Nenhum dos engenheiros sabe a resposta e deslocam a pergunta ao computador. Este faz uns barulhinhos, range dentes (dentes?), etc., e manda um bilhetinho: não tenho dados suficientes para responder. À medida que os computadores vão evoluindo, volta e meia, alguém torna a indagar ao mais moderno deles: a entropia pode ser invertida? E assim a humanidade evoluiu, sempre expandindo seu conhecimento e mantendo-se incapaz de responder a essa simples pergunta. Os próprios seres humanos começaram a se transformar, tornando-se espécies de seres gelatinosos que se comunicam por telepatia, sei lá. Quando eles já não têm razão para viver, pois evoluíram para uma espécie de beco sem saída, dotados de um conhecimento deles próprios astronômico e do funcionamento do próprio universo, que praticamente está em desorganização absoluta.
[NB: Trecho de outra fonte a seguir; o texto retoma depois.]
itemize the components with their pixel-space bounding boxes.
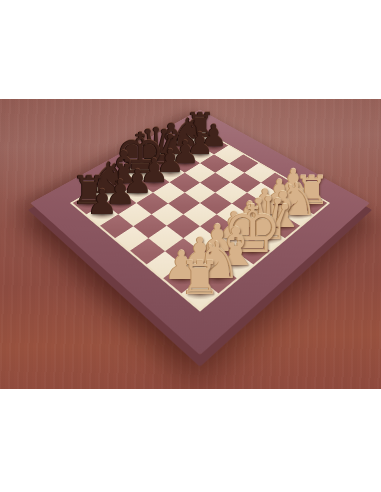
page-background: ♜♞♝♛♚♝♞♜♟♟♟♟♟♟♟♟♟♟♟♟♟♟♟♟♜♞♝♛♚♝♞♜ [0, 0, 381, 492]
chess-board [30, 110, 369, 355]
chess-set-photo: ♜♞♝♛♚♝♞♜♟♟♟♟♟♟♟♟♟♟♟♟♟♟♟♟♜♞♝♛♚♝♞♜ [0, 99, 381, 389]
board-playfield [70, 128, 330, 312]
No momento em que estão prestes a encerrar a trajetória pós-humana, um deles indaga novamente: a entropia poderá ser invertida?
E a resposta que não seria dada nem pela ministra Damares nem pelo próprio presidente Bolsonaro é: faça-se a luz!
DdAB
P.S. Aquela maçaroca lá do início é para reproduzir duas galáxias se encontrando. Eu a selecionei pois pareceu-me ter tudo a ver com o atual governo brasileiro e seu intelecto privilegiado (no mau sentido).
P.S.S. Informantes do Palácio do Planalto levaram-me a crer que, quando o presidente da república ler esta postagem e aquela referência à página do livro de Russell que citei, ou seja, páginas 215-6, ele exclamará: "Que animal! Ao invés de citar a página 209, fica mandando a gente usar a máquina de calcular para ver qual é mesmo a página citada."